Summary
Join Genesis Therapeutics as a critical bridge between AI research and experimental drug discovery teams. Collaborate closely with both groups, leveraging cutting-edge AI techniques to evaluate, analyze, and deploy models. Maximize the impact of our industry-leading AI platform on drug discovery programs. The ideal candidate will be comfortable in experimental and engineering contexts and skilled at communicating with stakeholders from both domains. Positions are available at various levels of seniority: Senior, Staff, and Principal. Day-to-day responsibilities require basic familiarity with experimental techniques, excellent data science skills, and demonstrated ability in applied ML.
Requirements
- Experience working with chemistry project teams in an industrial or academic drug discovery setting
- Experience with modeling and analysis of small molecule datasets
- Familiarity with common experiment types (biochemical/binding/cell-based assays, in vivo studies, etc.) and CADD workflows (docking, virtual screening, ADME prediction, etc.)

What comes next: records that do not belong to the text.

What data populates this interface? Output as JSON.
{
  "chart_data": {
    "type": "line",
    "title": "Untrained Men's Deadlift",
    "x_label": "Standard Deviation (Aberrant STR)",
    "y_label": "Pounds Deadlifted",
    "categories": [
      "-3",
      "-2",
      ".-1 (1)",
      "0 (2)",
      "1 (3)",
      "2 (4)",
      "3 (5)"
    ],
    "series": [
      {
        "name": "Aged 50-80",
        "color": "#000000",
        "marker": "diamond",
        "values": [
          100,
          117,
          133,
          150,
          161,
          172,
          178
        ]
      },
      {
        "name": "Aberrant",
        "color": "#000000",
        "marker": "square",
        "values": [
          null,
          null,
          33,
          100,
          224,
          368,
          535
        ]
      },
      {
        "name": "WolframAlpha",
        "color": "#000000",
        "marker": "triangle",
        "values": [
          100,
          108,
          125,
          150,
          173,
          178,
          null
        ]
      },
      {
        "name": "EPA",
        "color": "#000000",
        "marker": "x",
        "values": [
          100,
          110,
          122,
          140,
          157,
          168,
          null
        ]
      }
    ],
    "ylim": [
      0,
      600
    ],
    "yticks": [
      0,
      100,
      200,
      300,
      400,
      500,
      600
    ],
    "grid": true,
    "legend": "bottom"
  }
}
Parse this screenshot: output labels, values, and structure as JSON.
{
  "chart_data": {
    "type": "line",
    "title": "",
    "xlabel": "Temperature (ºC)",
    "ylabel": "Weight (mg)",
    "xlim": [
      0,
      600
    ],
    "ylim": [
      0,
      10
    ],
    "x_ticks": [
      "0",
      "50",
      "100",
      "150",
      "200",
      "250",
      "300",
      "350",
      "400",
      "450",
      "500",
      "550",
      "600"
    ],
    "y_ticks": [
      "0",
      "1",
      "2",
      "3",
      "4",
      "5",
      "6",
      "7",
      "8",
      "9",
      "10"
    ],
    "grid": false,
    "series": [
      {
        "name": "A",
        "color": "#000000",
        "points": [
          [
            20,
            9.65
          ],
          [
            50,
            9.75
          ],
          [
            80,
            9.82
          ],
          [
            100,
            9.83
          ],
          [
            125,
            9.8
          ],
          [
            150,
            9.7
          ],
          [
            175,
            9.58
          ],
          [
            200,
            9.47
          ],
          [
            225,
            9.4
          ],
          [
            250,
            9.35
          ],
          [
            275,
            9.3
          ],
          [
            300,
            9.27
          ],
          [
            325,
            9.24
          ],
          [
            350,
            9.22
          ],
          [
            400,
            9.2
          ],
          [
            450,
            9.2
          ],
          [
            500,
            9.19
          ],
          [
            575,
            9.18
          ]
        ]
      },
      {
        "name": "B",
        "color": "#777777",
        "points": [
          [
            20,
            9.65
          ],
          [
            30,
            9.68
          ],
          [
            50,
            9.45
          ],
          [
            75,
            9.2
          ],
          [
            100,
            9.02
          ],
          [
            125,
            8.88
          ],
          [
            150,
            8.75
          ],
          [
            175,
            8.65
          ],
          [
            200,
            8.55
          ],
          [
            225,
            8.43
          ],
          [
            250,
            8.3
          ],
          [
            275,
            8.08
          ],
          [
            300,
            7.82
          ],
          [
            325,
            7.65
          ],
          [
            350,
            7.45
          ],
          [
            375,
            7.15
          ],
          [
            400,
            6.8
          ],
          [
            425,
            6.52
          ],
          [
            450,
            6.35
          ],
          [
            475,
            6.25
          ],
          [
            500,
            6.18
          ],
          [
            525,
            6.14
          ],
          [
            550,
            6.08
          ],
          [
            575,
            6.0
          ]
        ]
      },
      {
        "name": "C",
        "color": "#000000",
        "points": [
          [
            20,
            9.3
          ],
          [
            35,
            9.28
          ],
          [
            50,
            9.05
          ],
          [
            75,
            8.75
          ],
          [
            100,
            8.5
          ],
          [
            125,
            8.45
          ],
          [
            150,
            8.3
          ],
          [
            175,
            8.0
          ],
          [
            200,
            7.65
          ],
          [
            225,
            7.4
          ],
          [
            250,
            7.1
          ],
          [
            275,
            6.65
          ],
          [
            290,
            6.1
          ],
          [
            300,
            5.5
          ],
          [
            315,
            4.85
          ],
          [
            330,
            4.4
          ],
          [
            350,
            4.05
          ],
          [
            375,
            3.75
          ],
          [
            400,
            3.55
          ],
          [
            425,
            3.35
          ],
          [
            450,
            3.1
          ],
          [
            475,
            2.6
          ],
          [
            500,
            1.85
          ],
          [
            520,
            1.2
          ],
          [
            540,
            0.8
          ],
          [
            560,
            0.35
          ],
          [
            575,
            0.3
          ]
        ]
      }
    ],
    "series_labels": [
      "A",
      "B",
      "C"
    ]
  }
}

- Excellent data science skills, including exploratory data analysis and statistical methods for model comparison and evaluation
- Strong software engineering skills, including experience with Python, Numpy, and Matplotlib
- Strong cheminformatics skills, including experience with RDKit or OpenEye
- Strong applied ML background, including familiarity with deep neural networks and experience with scikit-learn and PyTorch
Responsibilities
- Work directly with project teams to assess model performance and utility, including applicability to current project needs, and collaborate with ML and engineering teams to resolve issues or add new functionality
- Assist experimental colleagues with use and interpretation of model predictions by providing context about model quality and prediction uncertainty
- Evaluate model quality by validating predictions against project data and internal or external benchmarks
- Curate internal and external datasets for model training and validation (in collaboration with experimental teams)
- Contribute to design and analysis of experiments on model changes and alternative architectures
Preferred Qualifications
- Publications in peer-reviewed journals or conferences describing ML applications in drug discovery or related areas
- PhD or equivalent in cheminformatics, computer-aided drug design, or a related field
- Experience with graph neural networks, multitask modeling, active learning, Bayesian optimization, model uncertainty, and multi-objective optimization
- Experience with implementation of ML model architectures in PyTorch
- Experience in a collaborative software engineering environment, including code reviews and pull request workflows
- Experience with SQL and database management
- Strong opinions on molecule featurization and model validation
Benefits
- Competitive compensation package that includes salary and equity
- Comprehensive health benefits: Medical, Dental, and Vision (covered 100% for the employees)
- 401(k) plan
- Open (unlimited) PTO policy
- Free lunches and dinners at our offices
- Paid family leave (maternity and paternity)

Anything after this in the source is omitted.